O médico começou a suar.
- Outra coisa, senhor doutor – continuou o advogado, na calma e descontracção de quem já pressente o sucesso – Se lhe mostrasse um atestado médico, seria capaz de verificar a sua veracidade?
- Hum, talvez, talvez… - resmungou o médico, tentando recuperar a compostura e a seriedade.
O advogado da acusação foi até à sua mesa e regressou com a fotocópia do atestado passado pela psicanalista do homem, quando ainda era criança.
- Consegue compreender o que aí está escrito?
O médico leu o atestado, estupefacto.
- Mas… isto é…
- Diga, diga!
- É estranhíssimo!
- Diga-nos. Esse atestado parece-lhe falso?
- Não, de forma alguma. Inclusive está carimbado.
- E o que diz?
- Bem… Diz que a criança em questão tem um desconhecido e incurável distúrbio do foro sensorial, que o impede de reconhecer as mulheres pela cara, voz, cabelo ou resto do corpo, apenas pela observação do respectivo rabo.
- Este atestado, meritíssimo – anunciou o advogado, de cabeça erguida – Foi passado à minha testemunha quando esta tinha apenas 9 anos. A testemunha que aqui ouvimos e que fez a acusação tem um estranho distúrbio que a leva a conseguir distinguir as mulheres apenas e unicamente através do rabo!
O juiz estranhava tudo aquilo, os membros do júri também.
- O que significa, meritíssimo, que o homem por detrás desta acusação consegue melhor que ninguém distinguir, apenas com um olhar de alguns segundos, todas as mulheres que já conheceu. Doutor, dirijo-me a si para terminar.

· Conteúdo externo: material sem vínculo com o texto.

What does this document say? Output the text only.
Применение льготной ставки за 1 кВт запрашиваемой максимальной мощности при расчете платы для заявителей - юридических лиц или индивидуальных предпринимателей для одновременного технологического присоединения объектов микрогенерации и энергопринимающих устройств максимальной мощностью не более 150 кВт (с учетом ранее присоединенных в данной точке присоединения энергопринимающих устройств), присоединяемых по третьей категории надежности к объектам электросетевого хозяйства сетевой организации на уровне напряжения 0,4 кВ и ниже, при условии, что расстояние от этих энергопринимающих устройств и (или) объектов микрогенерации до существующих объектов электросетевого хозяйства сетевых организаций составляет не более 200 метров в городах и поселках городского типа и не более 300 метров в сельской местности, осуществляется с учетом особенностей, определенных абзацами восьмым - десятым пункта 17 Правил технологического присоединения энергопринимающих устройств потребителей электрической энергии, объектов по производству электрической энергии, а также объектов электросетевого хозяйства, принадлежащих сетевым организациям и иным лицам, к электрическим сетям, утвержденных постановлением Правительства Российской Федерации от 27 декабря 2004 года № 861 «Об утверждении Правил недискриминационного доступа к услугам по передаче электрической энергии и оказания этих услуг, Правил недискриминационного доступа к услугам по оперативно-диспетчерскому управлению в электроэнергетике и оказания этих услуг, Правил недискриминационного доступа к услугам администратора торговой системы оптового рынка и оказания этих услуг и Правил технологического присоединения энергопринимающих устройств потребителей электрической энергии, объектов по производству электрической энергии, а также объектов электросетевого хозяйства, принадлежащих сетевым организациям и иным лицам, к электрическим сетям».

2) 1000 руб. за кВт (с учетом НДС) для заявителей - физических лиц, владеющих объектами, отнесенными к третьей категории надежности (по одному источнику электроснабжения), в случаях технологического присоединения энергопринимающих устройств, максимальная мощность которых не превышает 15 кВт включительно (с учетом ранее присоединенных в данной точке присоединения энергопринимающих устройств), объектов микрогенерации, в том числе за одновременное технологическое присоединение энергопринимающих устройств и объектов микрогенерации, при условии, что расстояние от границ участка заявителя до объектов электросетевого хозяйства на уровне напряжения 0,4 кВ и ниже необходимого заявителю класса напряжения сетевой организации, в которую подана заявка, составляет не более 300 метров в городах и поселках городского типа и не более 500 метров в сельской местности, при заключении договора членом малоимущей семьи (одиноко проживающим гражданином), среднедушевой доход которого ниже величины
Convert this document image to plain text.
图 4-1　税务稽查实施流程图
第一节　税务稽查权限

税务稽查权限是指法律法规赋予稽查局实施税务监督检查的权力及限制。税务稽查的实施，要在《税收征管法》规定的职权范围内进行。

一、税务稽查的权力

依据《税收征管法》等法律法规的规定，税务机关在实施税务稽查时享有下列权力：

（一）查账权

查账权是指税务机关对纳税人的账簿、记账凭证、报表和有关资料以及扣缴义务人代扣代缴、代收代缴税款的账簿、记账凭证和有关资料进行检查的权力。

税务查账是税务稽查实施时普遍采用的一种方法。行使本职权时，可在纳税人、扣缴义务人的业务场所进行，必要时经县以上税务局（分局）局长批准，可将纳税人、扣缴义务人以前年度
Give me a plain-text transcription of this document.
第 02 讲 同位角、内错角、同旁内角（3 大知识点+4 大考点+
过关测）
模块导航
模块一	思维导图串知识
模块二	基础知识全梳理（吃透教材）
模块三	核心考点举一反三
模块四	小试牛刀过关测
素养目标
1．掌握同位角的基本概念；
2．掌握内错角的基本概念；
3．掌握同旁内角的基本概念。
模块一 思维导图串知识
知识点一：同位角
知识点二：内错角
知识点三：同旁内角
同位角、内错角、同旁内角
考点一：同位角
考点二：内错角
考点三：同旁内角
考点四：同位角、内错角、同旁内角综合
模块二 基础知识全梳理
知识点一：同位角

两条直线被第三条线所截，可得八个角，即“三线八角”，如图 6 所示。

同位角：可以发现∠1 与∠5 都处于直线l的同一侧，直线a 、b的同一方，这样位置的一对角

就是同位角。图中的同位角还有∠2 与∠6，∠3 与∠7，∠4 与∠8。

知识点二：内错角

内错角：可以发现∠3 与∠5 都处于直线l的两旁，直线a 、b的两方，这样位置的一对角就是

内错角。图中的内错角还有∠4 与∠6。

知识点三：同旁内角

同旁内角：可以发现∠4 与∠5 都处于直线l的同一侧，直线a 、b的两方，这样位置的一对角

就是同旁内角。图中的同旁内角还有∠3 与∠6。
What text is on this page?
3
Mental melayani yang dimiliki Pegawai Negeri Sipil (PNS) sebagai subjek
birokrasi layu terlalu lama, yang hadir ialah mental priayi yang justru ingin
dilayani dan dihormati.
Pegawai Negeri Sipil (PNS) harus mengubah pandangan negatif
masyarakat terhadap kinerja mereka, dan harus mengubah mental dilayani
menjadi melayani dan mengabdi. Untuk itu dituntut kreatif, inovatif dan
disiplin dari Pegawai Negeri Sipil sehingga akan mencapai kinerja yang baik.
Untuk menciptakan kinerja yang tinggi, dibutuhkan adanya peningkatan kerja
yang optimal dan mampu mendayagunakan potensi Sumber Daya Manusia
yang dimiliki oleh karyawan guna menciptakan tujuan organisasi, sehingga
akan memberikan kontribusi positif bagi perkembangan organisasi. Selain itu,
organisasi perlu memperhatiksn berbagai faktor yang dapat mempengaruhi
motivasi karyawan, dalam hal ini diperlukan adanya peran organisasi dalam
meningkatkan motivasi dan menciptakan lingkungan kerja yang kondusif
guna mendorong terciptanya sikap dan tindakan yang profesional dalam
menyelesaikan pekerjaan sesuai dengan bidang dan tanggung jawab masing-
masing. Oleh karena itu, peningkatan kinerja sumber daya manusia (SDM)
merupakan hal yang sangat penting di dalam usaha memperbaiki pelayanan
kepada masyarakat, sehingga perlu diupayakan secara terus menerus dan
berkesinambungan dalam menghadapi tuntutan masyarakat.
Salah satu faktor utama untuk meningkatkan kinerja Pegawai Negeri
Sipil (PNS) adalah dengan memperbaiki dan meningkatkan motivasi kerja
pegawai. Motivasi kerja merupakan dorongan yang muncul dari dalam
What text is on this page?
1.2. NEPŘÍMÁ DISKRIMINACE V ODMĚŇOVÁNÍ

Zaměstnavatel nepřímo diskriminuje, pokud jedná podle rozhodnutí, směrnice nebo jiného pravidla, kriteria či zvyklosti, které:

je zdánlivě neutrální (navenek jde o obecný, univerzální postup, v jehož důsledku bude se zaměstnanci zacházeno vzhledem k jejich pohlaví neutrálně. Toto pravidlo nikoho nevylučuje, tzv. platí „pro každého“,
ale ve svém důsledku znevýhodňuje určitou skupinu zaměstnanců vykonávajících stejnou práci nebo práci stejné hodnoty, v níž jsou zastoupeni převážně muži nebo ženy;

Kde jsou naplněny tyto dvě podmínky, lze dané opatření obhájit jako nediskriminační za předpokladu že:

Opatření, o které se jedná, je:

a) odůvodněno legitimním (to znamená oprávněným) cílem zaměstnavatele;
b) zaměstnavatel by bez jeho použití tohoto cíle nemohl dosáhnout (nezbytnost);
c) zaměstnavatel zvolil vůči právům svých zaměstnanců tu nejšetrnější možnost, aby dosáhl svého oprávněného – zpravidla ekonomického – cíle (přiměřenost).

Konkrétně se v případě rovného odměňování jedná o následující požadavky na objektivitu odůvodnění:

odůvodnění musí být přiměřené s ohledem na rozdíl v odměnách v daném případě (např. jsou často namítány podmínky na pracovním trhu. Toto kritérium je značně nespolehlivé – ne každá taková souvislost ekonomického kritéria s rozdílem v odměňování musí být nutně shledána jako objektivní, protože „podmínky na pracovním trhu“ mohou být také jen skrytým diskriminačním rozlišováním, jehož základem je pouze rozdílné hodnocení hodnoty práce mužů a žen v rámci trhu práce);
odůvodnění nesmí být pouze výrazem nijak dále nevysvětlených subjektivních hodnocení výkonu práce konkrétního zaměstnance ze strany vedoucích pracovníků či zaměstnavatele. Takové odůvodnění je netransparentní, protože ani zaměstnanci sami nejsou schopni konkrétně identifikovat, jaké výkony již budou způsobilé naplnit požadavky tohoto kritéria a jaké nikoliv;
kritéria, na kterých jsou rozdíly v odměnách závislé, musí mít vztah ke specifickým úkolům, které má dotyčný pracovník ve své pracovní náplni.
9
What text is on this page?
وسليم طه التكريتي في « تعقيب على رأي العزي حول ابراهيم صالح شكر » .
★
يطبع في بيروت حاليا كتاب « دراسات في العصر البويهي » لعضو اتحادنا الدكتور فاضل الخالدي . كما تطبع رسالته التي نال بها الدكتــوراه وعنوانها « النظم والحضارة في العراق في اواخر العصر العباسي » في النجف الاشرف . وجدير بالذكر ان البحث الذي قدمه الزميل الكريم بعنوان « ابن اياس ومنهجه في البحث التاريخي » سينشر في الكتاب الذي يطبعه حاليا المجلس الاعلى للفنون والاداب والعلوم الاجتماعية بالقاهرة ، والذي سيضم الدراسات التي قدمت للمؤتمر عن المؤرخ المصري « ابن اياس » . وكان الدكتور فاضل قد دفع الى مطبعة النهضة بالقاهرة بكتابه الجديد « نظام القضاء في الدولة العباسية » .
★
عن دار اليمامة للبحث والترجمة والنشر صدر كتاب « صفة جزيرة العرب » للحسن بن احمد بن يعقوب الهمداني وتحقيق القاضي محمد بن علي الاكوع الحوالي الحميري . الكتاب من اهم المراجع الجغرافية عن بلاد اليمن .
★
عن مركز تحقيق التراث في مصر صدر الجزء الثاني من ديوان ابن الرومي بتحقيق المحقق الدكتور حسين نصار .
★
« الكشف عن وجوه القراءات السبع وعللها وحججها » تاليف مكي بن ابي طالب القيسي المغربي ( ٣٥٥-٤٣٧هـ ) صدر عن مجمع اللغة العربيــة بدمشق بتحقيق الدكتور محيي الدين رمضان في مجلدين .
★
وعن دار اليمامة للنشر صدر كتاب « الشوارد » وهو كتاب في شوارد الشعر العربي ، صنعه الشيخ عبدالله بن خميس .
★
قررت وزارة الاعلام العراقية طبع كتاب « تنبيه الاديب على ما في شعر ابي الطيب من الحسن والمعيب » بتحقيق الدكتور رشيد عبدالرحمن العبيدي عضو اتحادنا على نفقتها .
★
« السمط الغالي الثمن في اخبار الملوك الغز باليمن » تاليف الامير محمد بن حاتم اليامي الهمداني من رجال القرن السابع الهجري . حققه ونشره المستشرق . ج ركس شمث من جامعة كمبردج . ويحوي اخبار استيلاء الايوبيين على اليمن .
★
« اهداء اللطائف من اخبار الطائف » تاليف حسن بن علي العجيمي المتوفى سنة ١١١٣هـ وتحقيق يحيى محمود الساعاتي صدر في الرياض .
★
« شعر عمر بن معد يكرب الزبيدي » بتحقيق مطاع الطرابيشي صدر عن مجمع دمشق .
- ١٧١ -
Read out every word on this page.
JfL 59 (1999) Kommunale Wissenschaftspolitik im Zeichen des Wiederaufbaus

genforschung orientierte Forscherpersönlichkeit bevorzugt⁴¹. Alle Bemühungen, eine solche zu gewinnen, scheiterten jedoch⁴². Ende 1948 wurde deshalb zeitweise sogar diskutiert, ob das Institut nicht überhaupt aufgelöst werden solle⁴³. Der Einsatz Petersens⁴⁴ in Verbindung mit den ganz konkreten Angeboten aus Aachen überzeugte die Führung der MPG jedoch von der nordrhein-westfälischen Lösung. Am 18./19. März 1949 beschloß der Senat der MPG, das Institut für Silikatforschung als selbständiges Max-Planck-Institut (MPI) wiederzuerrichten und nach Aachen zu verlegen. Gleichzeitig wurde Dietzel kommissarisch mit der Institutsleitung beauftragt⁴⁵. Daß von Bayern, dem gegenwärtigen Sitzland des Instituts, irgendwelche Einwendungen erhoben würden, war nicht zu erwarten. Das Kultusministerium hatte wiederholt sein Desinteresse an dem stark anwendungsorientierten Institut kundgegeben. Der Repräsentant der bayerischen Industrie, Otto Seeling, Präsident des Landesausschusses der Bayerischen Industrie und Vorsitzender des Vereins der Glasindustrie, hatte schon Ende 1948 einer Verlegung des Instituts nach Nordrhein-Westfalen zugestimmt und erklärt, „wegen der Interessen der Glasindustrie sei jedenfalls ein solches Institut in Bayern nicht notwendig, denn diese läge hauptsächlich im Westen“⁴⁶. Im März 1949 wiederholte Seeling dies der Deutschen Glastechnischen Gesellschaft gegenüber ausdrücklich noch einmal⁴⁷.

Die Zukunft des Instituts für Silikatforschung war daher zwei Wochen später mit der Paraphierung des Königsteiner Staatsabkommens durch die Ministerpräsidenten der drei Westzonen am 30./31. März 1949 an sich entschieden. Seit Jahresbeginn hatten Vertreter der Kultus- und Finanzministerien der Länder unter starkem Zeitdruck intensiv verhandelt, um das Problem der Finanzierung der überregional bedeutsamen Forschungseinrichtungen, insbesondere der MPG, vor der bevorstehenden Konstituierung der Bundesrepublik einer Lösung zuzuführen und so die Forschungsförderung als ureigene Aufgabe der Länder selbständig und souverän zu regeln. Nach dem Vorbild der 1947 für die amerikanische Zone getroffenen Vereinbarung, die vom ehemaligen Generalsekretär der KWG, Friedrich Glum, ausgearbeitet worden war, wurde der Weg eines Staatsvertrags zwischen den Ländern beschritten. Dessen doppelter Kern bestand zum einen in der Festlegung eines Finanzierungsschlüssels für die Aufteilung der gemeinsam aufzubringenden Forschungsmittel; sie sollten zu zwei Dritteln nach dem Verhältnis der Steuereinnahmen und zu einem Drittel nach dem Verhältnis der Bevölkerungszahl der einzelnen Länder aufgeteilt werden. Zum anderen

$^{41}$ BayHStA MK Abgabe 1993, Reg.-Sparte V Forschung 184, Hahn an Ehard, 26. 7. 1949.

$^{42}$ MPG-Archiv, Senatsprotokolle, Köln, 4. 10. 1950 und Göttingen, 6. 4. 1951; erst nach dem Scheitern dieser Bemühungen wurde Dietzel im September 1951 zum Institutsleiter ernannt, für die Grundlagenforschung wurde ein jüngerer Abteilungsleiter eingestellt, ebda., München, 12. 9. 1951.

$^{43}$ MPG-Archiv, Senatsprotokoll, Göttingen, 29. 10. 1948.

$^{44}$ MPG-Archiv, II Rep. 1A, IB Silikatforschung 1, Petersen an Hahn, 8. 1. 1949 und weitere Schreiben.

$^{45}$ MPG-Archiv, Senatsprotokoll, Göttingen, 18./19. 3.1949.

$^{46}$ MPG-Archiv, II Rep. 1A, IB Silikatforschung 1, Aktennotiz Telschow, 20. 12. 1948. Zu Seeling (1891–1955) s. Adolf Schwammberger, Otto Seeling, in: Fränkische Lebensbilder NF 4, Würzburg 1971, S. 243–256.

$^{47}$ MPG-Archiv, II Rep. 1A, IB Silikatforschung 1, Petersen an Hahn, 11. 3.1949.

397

Um homem com este tipo de dom, que só seria capaz de reconhecer a própria mãe se lhe visse o rabo… Não o acha o melhor candidato a nos garantir que os rabos exclusivos e nunca antes vistos da Rabos da Semana são, de facto, sempre os mesmos?
O médico acenou afirmativamente, depois de uns segundos pensativos. O advogado da defesa enterrava a cabeça nas mãos,
Nesse dia jantou em casa da rapariga, com quem comemorou o emocionante dia
- Estou? – disse o homem, encostando o auscultador à orelha.
- Estou sim? Desculpe incomodá-lo a esta hora tão tardia.
O homem reconheceu a voz do advogado da Bundas de Domingo.
- Ora essa. Aconteceu alguma coisa?
- Aconteceu, sim. Uma coisa terrível. Tem de vir para cá imediatamente. Tem a morada do meu escritório?
O homem tinha-a.
- Mas de que se trata? – perguntou o homem, esfregando a cara para se manter alerta.
- De um crime, um horrível crime. Houve um assassinato... e se o meu instinto profissional não me engana, o senhor pode muito bem ser o próximo alvo.